Obviously, a browser will still render HTML5 without the charset meta tag. If no encoding is specified, which encoding will a browser use?
Basically, I want to know if it is actually necessary to include <meta charset="">
, or if 99% of the time browsers will use the correct encoding anyway.
Here is the link: http://www.w3.org/TR/html5-diff/#character-encoding
It is not necessary to include <meta charset="blah">
. As the specification says, the character set may also be specified by the server using the HTTP Content-Type
header or by including a Unicode BOM at the beginning of the downloaded file.
Most web servers today will send back a character set in the Content-Type
header for HTML text data if none is specified. If the web server doesn't send back a character set with the Content-Type
header and the file does not include a BOM and the page does not include a <meta charset="blah">
declaration, the browser will have a default encoding that is usually based on the language settings of the host computer. If this does not match the actual character encoding of the file, then some characters will be displayed improperly.
Will browsers use the proper encoding 99% of the time? If your page is UTF-8, probably. If not, probably not.
The W3C provides a document outlining the precendence rules for the three methods that says the order is HTTP header, BOM, followed by in-document specification (meta tag).
According to the Google PageSpeed browser extension, declaring a charset in a meta element "disables IE8's lookahead feature" which apparently forces it to download everything in serial.
My understanding was that <meta charset-"utf-8">
was required for valid HTML5, but that is why I started browsing here.
That draft of the spec seems pretty clear to me and since I add the HTTP header via .htaccess
, I am going to start leaving it out...even though I'm tempted not to, just make IE8 users suffer a bit more.
Thanks.
@Jules Mazur do you have any references about those points? Most of what I do is SEO and accessibility is important to me and if that is the case I am more than receptive to leaving the the meta declaration.
It’s important to specify a character set of the document as earlier as possible (either through the Content-Type
header or the META
tag), otherwise the browser will be left to determine the encoding before parsing the document and this may negatively impact the page load time.
Since 1999 when most of these w3C specs came out, the standards bodies have pushed vendors (makers of servers and browsers and document applications) to follow encoding rules and use metatags to help determine intent. But due to greed, poor browser design, and other factors very few have followed the specs consistently over the years. As a result, we have a fractured system. Some vendors like Mozilla have followed the standards since 2001 for metatags while others like Microsoft and Google have not.

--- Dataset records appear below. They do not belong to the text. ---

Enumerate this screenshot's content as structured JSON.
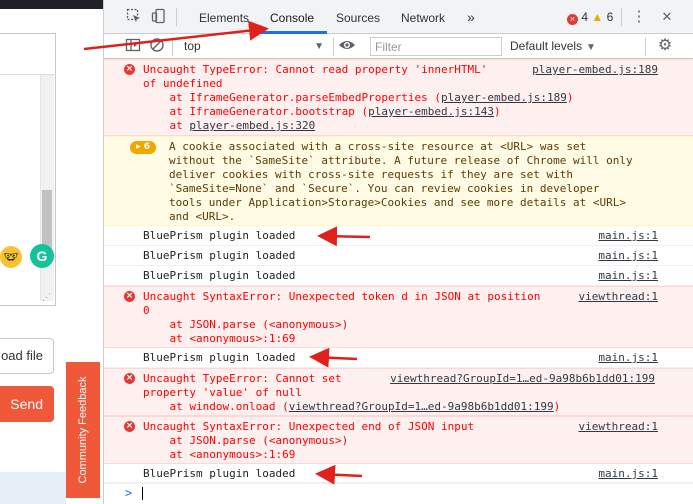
{
  "page": {
    "upload_label": "oad file",
    "send_label": "Send",
    "community_feedback": "Community Feedback",
    "emoji_glyph": "🤓",
    "grammarly_glyph": "G",
    "resize_glyph": "⋰"
  },
  "devtools": {
    "tabs": [
      "Elements",
      "Console",
      "Sources",
      "Network"
    ],
    "active_tab": "Console",
    "more_tabs_glyph": "»",
    "error_count": "4",
    "warning_count": "6",
    "menu_glyph": "⋮",
    "close_glyph": "✕",
    "toolbar": {
      "context": "top",
      "filter_placeholder": "Filter",
      "levels": "Default levels"
    },
    "messages": [
      {
        "type": "error",
        "lines": [
          "Uncaught TypeError: Cannot read property 'innerHTML'",
          "of undefined",
          "    at IframeGenerator.parseEmbedProperties (",
          "    at IframeGenerator.bootstrap (",
          "    at "
        ],
        "stack_links": [
          "player-embed.js:189",
          "player-embed.js:143",
          "player-embed.js:320"
        ],
        "source": "player-embed.js:189"
      },
      {
        "type": "warn",
        "badge": "6",
        "lines": [
          "A cookie associated with a cross-site resource at <URL> was set",
          "without the `SameSite` attribute. A future release of Chrome will only",
          "deliver cookies with cross-site requests if they are set with",
          "`SameSite=None` and `Secure`. You can review cookies in developer",
          "tools under Application>Storage>Cookies and see more details at <URL>",
          "and <URL>."
        ]
      },
      {
        "type": "log",
        "text": "BluePrism plugin loaded",
        "source": "main.js:1"
      },
      {
        "type": "log",
        "text": "BluePrism plugin loaded",
        "source": "main.js:1"
      },
      {
        "type": "log",
        "text": "BluePrism plugin loaded",
        "source": "main.js:1"
      },
      {
        "type": "error",
        "lines": [
          "Uncaught SyntaxError: Unexpected token d in JSON at position",
          "0",
          "    at JSON.parse (<anonymous>)",
          "    at <anonymous>:1:69"
        ],
        "source": "viewthread:1"
      },
      {
        "type": "log",
        "text": "BluePrism plugin loaded",
        "source": "main.js:1"
      },
      {
        "type": "error",
        "lines": [
          "Uncaught TypeError: Cannot set",
          "property 'value' of null",
          "    at window.onload ("
        ],
        "stack_links": [
          "viewthread?GroupId=1…ed-9a98b6b1dd01:199"
        ],
        "source": "viewthread?GroupId=1…ed-9a98b6b1dd01:199"
      },
      {
        "type": "error",
        "lines": [
          "Uncaught SyntaxError: Unexpected end of JSON input",
          "    at JSON.parse (<anonymous>)",
          "    at <anonymous>:1:69"
        ],
        "source": "viewthread:1"
      },
      {
        "type": "log",
        "text": "BluePrism plugin loaded",
        "source": "main.js:1"
      }
    ],
    "prompt_glyph": ">"
  },
  "colors": {
    "error_bg": "#fff0f0",
    "error_text": "#ff0000",
    "warn_bg": "#fffbe5",
    "accent_blue": "#1a73e8",
    "send_orange": "#f0583a",
    "annotation_red": "#e0201a"
  }
}
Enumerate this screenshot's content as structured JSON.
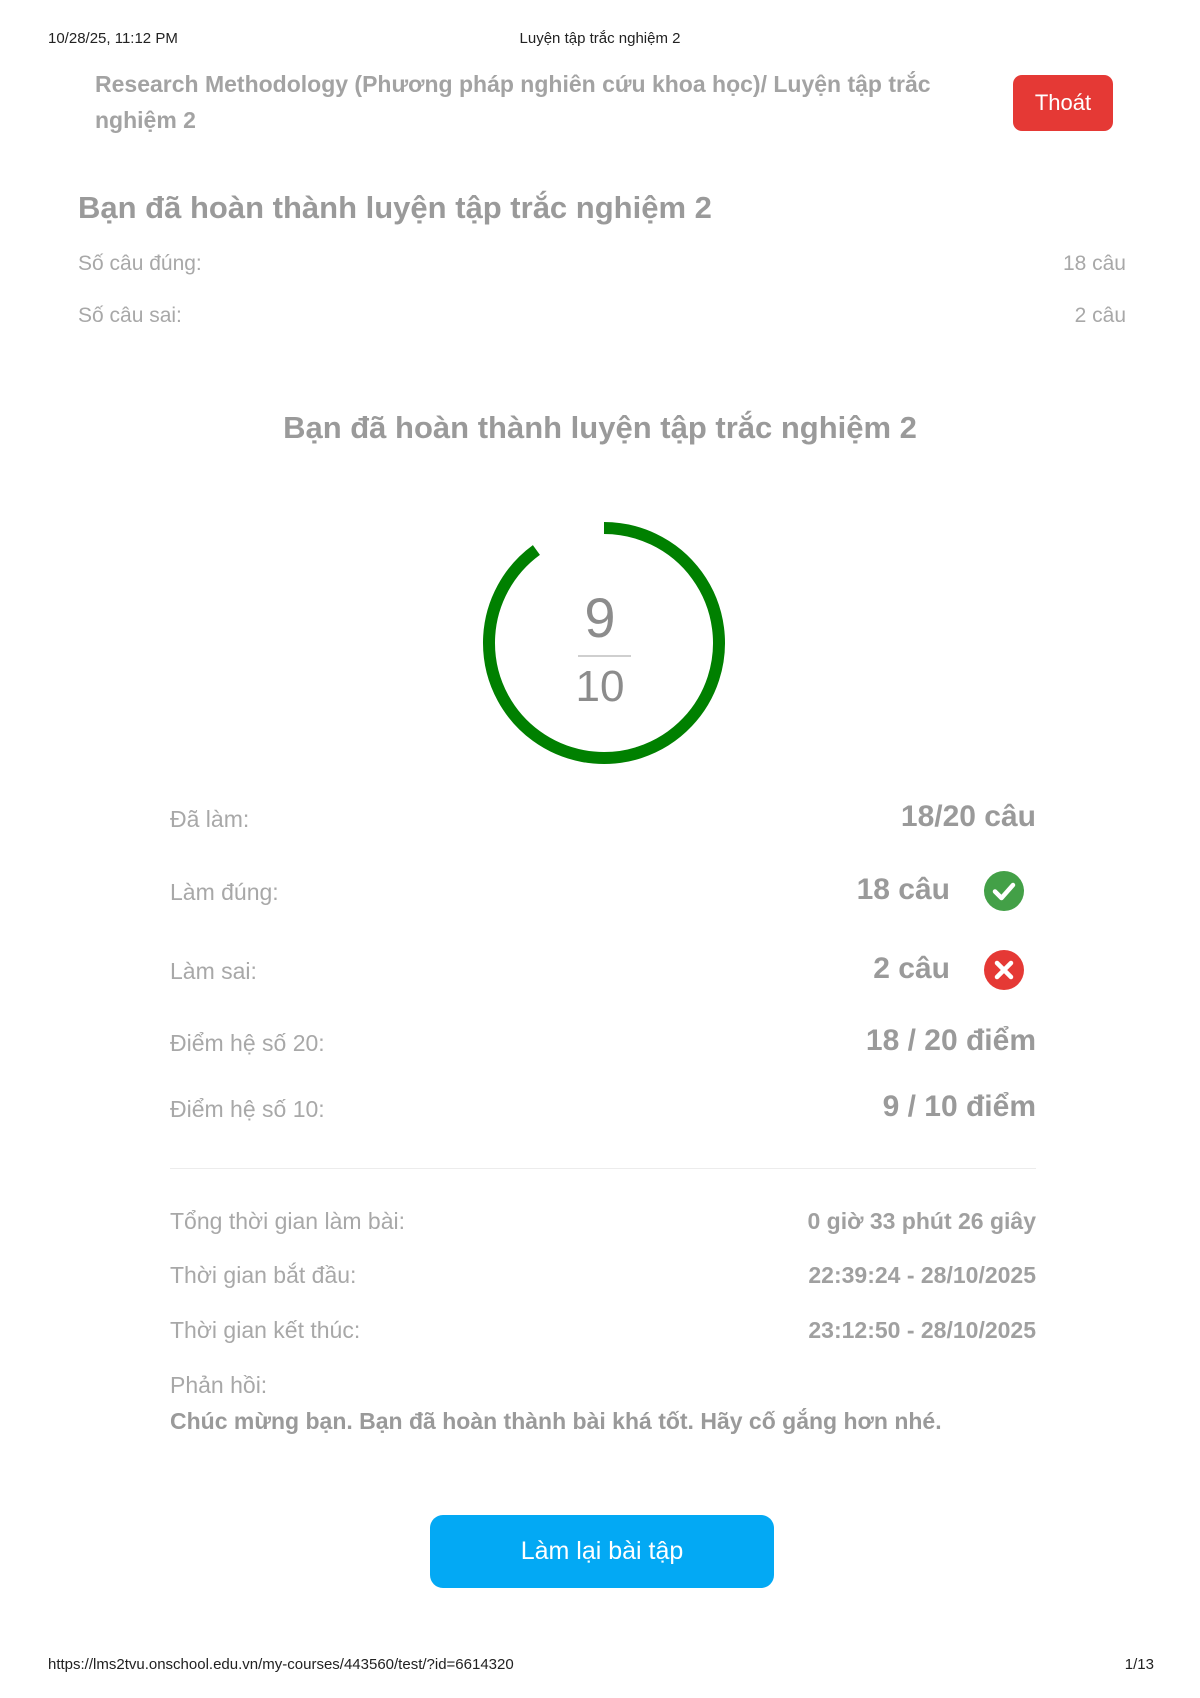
{
  "print_header": {
    "datetime": "10/28/25, 11:12 PM",
    "title": "Luyện tập trắc nghiệm 2"
  },
  "header": {
    "breadcrumb": "Research Methodology (Phương pháp nghiên cứu khoa học)/ Luyện tập trắc nghiệm 2",
    "exit_label": "Thoát",
    "exit_color": "#e53935"
  },
  "summary": {
    "title": "Bạn đã hoàn thành luyện tập trắc nghiệm 2",
    "correct_label": "Số câu đúng:",
    "correct_value": "18 câu",
    "wrong_label": "Số câu sai:",
    "wrong_value": "2 câu"
  },
  "result": {
    "title": "Bạn đã hoàn thành luyện tập trắc nghiệm 2",
    "score": "9",
    "max_score": "10",
    "ring_color": "#008000",
    "ring_progress": 0.9
  },
  "stats": {
    "done_label": "Đã làm:",
    "done_value": "18/20 câu",
    "correct_label": "Làm đúng:",
    "correct_value": "18 câu",
    "correct_icon": "check-circle-icon",
    "correct_color": "#43a047",
    "wrong_label": "Làm sai:",
    "wrong_value": "2 câu",
    "wrong_icon": "x-circle-icon",
    "wrong_color": "#e53935",
    "score20_label": "Điểm hệ số 20:",
    "score20_value": "18 / 20 điểm",
    "score10_label": "Điểm hệ số 10:",
    "score10_value": "9 / 10 điểm"
  },
  "times": {
    "total_label": "Tổng thời gian làm bài:",
    "total_value": "0 giờ 33 phút 26 giây",
    "start_label": "Thời gian bắt đầu:",
    "start_value": "22:39:24 - 28/10/2025",
    "end_label": "Thời gian kết thúc:",
    "end_value": "23:12:50 - 28/10/2025"
  },
  "feedback": {
    "label": "Phản hồi:",
    "text": "Chúc mừng bạn. Bạn đã hoàn thành bài khá tốt. Hãy cố gắng hơn nhé."
  },
  "actions": {
    "retry_label": "Làm lại bài tập",
    "retry_color": "#03a9f4"
  },
  "print_footer": {
    "url": "https://lms2tvu.onschool.edu.vn/my-courses/443560/test/?id=6614320",
    "page": "1/13"
  }
}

For that reason all web developers should use contingency design in how all their web pages are constructed, and use metatags and other standard markup despite inconsistent support. In other words use both metatag types (<meta charset="UTF-8">
and <meta http-equiv="Content-Type" content="text/html; charset=utf-8" />
), though in reality that markup won't decide how your pages are encoded or interpreted by modern user-agents. The main driver for what encoding is used by the browser will be how that page was encoded by software, as someone above mentioned, which increasingly is UTF-8 which is a just a standard of unicode that's currently popular. The user's browser will then likely skip over metatags and check the page to guess the encoding intent of the author.

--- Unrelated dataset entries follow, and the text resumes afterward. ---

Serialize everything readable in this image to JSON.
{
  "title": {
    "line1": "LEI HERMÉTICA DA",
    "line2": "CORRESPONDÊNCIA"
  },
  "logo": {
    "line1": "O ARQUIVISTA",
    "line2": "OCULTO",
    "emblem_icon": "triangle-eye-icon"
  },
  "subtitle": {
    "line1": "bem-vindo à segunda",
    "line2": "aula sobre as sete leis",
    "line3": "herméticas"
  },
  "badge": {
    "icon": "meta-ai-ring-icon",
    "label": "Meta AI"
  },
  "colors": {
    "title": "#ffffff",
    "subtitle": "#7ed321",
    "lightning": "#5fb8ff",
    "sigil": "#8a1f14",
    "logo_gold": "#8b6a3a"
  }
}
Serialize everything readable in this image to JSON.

In 2000 this whole metatag debate was even worse. Use of HTML4 with embedded unicode characters often meant pages where neither encoded correctly or rendered correctly, despite server HTTP headers, use of character entities, and metatags simply because modern browsers back then did not follow the standards and didn't look at metatags, page encoding, or encoded character entities. That is why to battle all the complex combinations of support and systems in failed standards adoptions, its best to use all combinations of technology to increase the 'likelihood' of your web pages being rendered correctly.
We learned back then a valuable lesson: Web Standards would never be consistently followed by companies. When standards are not adopted consistently by private industry it's always best to use all forms and version of tagging, all the time, in every form possible way to maximize your pages are viewed correctly across many different devices using various forms of those standards, even if today they don't matter (as browsers now parse pages and determine encoding themselves).
That should be the strategy used for all web page design until we somehow enforce universal adoption of Web Standards which is increasingly unlikely now with mobile user-agents and HTML5 which have forced us to abandon yet again many of the XML standards that would have enforced better markup design.